Cheltenham General Hospital will shut its accident and emergency department at 20:00 BST on Sunday and reopen on Monday as a daytime-only Minor Injury and Illness Unit, with the change lasting through the doctors’ four-day strike. Normal overnight cover will return on Friday, when the department switches back to an A&E.
The move puts a hard deadline on the effect of the Bma strikes in Gloucestershire and is the clearest sign yet that the walkout is reaching into front-line hospital care. Dr Ananthakrishnan Raghuram said the action is likely to pose significant challenges to the local NHS, particularly hospital services, and added that patients might experience some disruption.

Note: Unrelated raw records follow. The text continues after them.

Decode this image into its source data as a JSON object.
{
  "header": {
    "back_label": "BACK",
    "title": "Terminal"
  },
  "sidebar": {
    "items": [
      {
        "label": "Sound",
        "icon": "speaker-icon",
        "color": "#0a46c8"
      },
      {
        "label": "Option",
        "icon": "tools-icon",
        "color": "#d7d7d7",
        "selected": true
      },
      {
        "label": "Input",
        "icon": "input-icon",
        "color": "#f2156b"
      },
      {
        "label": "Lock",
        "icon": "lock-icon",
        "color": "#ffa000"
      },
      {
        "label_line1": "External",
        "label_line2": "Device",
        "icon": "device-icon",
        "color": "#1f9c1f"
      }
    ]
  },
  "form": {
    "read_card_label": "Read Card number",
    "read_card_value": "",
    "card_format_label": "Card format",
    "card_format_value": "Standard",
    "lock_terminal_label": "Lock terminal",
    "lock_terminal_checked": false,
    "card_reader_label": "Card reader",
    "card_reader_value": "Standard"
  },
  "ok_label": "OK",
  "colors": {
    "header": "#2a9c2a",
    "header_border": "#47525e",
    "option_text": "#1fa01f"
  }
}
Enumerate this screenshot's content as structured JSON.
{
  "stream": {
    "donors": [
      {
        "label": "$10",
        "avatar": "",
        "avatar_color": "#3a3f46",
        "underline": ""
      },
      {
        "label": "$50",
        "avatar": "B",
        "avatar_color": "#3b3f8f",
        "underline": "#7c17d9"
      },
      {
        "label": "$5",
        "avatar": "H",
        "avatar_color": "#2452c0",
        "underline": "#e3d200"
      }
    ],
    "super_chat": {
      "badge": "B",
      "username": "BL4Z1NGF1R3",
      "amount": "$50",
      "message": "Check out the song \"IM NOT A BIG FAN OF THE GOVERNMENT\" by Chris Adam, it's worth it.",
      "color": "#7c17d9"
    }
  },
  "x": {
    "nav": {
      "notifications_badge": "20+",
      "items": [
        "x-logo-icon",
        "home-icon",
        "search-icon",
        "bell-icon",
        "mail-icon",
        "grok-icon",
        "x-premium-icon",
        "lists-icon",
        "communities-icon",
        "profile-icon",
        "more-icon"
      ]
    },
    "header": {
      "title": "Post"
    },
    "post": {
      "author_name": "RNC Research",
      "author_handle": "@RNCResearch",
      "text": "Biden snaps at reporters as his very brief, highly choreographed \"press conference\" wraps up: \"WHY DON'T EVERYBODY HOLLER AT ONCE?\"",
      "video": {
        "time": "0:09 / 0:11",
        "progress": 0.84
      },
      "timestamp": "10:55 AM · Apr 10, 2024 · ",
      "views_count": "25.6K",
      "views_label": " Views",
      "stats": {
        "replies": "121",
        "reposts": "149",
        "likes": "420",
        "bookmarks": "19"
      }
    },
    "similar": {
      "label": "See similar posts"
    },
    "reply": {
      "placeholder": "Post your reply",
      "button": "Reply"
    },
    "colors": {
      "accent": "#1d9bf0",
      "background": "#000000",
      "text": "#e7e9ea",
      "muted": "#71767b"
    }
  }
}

For people trying to plan around the shutdown, the timing matters. Gloucestershire Royal Hospital’s A&E will operate normal hours during the strike, while NHS Gloucestershire has told patients with planned operations, clinics or procedures to attend as usual unless they are told otherwise. Visiting arrangements are not expected to change.
The dispute behind the strike has been running for months. Resident doctors have received a collective 33% pay rise over the last four years, but their union says they are still paid a fifth less than they were in 2008 once inflation is taken into account. The government says their pay is fair, and Health Secretary James Murray has called the union’s demands unrealistic, unaffordable and unsustainable.
That gap explains why the action is not stopping at one hospital or one weekend. The British Medical Association has already announced more strike action, and the question now is not whether patients in Gloucestershire feel the effect, but how long hospitals can keep patching together emergency cover while the dispute continues.